INDIANAPOLIS — There were several developments in the coronavirus pandemic that you may have missed overnight.
Here’s a look:
Big Ten football in limbo. The Big Ten presidents were presented a comprehensive plan Sunday to conduct a fall football season, but a final decision is still to come.
A person with direct knowledge of the situation told The Associated Press that the full Council of Presidents and Chancellors heard from all the subcommittees of the conference’s Return to Competition Task Force over 2 hours. The person spoke on condition of anonymity because the Big Ten was not making its return to competition plans public.
The person said the meeting broke up without the presidents and chancellors voting and with no set plans for them to reconvene.
Still, if they act quickly Big Ten football could kickoff as soon as the weekend of Oct. 17.
Sunday’s only game with fans in the stands. NFL football returned this weekend, and only one of Sunday’s games featured fans in the stands.
The Jacksonville Jaguars allowed 25% capacity for Sunday’s game against the Indianapolis Colts. About 17,000 fans were in attendance at TIAA Bank Field. Pod seating was in effect to keep fans socially distanced; those in pods were family members or close friends.
Fans were required to wear masks unless they were eating or drinking. More than 700 hand sanitizer stations were placed around the stadium.
The game was the Colts’ season opener; Indy lost 27-20. The Colts plan to have 2,500 fans for their first home game of the season at Lucas Oil Stadium.

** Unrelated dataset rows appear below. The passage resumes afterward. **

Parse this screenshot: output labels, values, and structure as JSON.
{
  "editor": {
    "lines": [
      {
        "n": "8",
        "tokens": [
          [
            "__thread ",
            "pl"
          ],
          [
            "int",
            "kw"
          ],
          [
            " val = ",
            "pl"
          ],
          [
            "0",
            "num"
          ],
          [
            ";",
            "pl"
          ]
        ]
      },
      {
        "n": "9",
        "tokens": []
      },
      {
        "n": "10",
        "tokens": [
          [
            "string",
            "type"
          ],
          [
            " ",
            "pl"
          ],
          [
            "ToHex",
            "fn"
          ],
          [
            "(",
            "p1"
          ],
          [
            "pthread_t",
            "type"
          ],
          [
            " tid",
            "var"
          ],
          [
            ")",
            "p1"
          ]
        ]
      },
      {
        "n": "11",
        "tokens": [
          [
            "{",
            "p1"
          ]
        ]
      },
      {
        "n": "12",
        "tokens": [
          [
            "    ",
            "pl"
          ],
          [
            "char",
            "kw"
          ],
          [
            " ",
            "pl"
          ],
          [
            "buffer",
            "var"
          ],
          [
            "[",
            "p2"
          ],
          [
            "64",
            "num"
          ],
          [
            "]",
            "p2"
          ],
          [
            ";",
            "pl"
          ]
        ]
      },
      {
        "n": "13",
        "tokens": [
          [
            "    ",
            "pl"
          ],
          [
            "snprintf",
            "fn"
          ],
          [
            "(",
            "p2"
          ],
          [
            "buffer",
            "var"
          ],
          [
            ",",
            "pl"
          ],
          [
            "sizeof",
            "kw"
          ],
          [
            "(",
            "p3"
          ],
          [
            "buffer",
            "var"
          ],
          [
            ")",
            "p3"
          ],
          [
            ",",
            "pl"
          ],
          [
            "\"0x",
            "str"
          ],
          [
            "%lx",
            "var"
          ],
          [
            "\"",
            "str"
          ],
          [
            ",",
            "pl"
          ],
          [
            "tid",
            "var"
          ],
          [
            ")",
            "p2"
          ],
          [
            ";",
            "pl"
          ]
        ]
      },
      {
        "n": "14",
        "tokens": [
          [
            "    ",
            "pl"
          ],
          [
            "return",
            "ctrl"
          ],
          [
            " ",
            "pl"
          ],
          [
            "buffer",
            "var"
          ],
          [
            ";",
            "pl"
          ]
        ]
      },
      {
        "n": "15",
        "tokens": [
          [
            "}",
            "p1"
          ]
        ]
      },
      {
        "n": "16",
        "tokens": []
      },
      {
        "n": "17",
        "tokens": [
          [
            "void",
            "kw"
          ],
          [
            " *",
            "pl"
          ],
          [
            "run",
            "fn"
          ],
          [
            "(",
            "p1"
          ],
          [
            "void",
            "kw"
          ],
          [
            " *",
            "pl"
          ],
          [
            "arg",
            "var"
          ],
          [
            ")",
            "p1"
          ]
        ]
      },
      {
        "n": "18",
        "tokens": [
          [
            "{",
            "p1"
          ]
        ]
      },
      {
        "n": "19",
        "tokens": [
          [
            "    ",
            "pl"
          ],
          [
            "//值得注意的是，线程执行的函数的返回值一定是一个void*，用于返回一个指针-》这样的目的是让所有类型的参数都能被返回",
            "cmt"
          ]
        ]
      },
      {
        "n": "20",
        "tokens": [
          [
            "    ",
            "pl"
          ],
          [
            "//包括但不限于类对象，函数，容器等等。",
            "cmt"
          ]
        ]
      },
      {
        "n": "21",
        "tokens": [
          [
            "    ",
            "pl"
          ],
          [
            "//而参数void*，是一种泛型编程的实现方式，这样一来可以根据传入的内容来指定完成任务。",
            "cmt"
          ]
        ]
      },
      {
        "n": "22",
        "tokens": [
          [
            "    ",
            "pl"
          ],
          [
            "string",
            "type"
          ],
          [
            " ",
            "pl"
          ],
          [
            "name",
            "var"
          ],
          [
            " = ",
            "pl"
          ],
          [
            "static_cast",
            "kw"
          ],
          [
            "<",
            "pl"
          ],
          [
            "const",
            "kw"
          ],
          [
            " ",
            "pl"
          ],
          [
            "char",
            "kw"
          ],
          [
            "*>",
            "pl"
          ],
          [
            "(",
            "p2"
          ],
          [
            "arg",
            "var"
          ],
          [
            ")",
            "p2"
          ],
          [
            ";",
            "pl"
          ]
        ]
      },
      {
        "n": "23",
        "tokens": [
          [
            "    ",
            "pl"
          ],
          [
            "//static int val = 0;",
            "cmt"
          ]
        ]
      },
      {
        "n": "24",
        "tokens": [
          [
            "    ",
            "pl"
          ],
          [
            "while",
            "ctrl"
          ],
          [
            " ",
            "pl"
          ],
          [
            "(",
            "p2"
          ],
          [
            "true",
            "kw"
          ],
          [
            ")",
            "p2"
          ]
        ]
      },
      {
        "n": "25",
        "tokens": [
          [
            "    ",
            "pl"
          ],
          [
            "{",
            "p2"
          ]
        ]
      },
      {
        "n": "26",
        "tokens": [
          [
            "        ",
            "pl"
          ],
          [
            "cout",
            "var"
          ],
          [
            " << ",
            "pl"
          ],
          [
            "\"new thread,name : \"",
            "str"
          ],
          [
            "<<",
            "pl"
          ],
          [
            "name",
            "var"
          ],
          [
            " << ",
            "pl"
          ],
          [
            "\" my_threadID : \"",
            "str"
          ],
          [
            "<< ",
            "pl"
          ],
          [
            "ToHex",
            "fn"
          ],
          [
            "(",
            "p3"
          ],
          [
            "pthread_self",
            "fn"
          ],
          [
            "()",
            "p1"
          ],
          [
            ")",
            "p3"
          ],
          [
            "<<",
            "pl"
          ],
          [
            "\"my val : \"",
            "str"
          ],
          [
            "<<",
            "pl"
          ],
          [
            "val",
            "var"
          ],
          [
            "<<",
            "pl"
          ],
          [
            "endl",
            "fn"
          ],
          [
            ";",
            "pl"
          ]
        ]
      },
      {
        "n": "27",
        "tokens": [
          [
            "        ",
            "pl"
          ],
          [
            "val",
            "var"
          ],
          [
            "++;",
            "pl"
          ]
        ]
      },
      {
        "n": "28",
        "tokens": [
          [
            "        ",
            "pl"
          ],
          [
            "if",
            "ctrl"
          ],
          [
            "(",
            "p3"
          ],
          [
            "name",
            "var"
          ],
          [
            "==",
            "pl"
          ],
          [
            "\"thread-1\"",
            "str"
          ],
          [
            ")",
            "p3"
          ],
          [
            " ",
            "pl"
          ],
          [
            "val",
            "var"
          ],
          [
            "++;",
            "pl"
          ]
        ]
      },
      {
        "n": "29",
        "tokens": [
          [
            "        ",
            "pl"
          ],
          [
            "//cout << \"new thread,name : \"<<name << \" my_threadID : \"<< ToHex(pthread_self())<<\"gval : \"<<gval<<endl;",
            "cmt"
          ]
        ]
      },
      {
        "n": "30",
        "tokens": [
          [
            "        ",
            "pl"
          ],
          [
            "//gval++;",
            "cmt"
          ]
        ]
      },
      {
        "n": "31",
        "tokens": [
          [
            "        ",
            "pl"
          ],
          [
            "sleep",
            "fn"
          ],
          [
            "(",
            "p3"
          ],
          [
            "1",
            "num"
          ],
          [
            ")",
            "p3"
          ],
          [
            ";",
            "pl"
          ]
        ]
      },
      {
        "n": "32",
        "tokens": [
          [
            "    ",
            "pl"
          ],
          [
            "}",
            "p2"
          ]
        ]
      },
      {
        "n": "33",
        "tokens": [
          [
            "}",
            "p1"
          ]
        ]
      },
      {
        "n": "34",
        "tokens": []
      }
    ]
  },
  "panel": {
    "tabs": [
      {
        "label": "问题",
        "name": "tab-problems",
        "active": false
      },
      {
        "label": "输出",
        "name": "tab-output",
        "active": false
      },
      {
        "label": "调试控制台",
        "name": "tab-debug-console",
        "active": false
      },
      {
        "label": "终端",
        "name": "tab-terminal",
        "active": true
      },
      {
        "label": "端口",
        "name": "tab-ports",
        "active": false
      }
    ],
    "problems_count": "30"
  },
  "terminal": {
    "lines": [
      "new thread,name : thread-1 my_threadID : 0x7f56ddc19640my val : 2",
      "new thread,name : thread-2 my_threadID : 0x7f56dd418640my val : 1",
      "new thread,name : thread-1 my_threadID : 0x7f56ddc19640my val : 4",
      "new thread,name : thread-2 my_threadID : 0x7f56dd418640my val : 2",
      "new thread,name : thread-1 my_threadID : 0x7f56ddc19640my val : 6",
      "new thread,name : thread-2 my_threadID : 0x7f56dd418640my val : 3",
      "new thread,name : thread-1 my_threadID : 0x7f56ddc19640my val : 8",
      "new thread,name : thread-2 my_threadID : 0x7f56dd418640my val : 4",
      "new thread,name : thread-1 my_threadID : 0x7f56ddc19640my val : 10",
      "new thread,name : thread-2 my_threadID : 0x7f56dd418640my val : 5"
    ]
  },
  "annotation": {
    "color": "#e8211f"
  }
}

Scramble for substitute teachers. With many teachers opting out of returning to the classroom because of the coronavirus, schools around the U.S. are scrambling to find replacements and in some places lowering certification requirements to help get substitutes in the door.
Several states have seen surges in educators filing for retirement or taking leaves of absence. The departures are straining staff in places that were dealing with shortages of teachers and substitutes even before the pandemic created an education crisis.
Among those leaving is Kay Orzechowicz, an English teacher at northwest Indiana’s Griffith High School, who at 57 had hoped to teach for a few more years. But she felt her school’s leadership was not fully committed to ensuring proper social distancing and worried that not enough safety equipment would be provided for students and teachers.
Add the technology requirements and the pressure to record classes on video, and Orzechowicz said it “just wasn’t what I signed up for when I became a teacher.”
“Overall, there was just this utter disrespect for teachers and their lives,” she said. “We’re expected to be going back with so little.” When school leaders said teachers would be “going back in-person, full throttle, that’s when I said, ‘I’m not doing it. No.’”
Teachers in at least three states have died after bouts with the coronavirus since the start of the new school year. It’s unclear how many teachers in the U.S. have become ill with COVID-19, but Mississippi alone reported 604 cases among teachers and staff.
Easing restrictions. South Korea has reported its lowest daily virus tally in about a month as it began easing its tough social distancing rules in the greater Seoul area.
The Korea Disease Control and Prevention Agency said on Monday that the 109 new cases added in the past 24 hours took the country’s total to 22,285 with 363 deaths.
It’s the 12th consecutive day for South Korea’s daily jump to stay in the 100s. The 109 additional cases are also the lowest daily tally since mid-August.
The government on Sunday relaxed its physical distancing guidelines in the Seoul metropolitan area, citing a downward trend in new infections and worries about public livelihoods.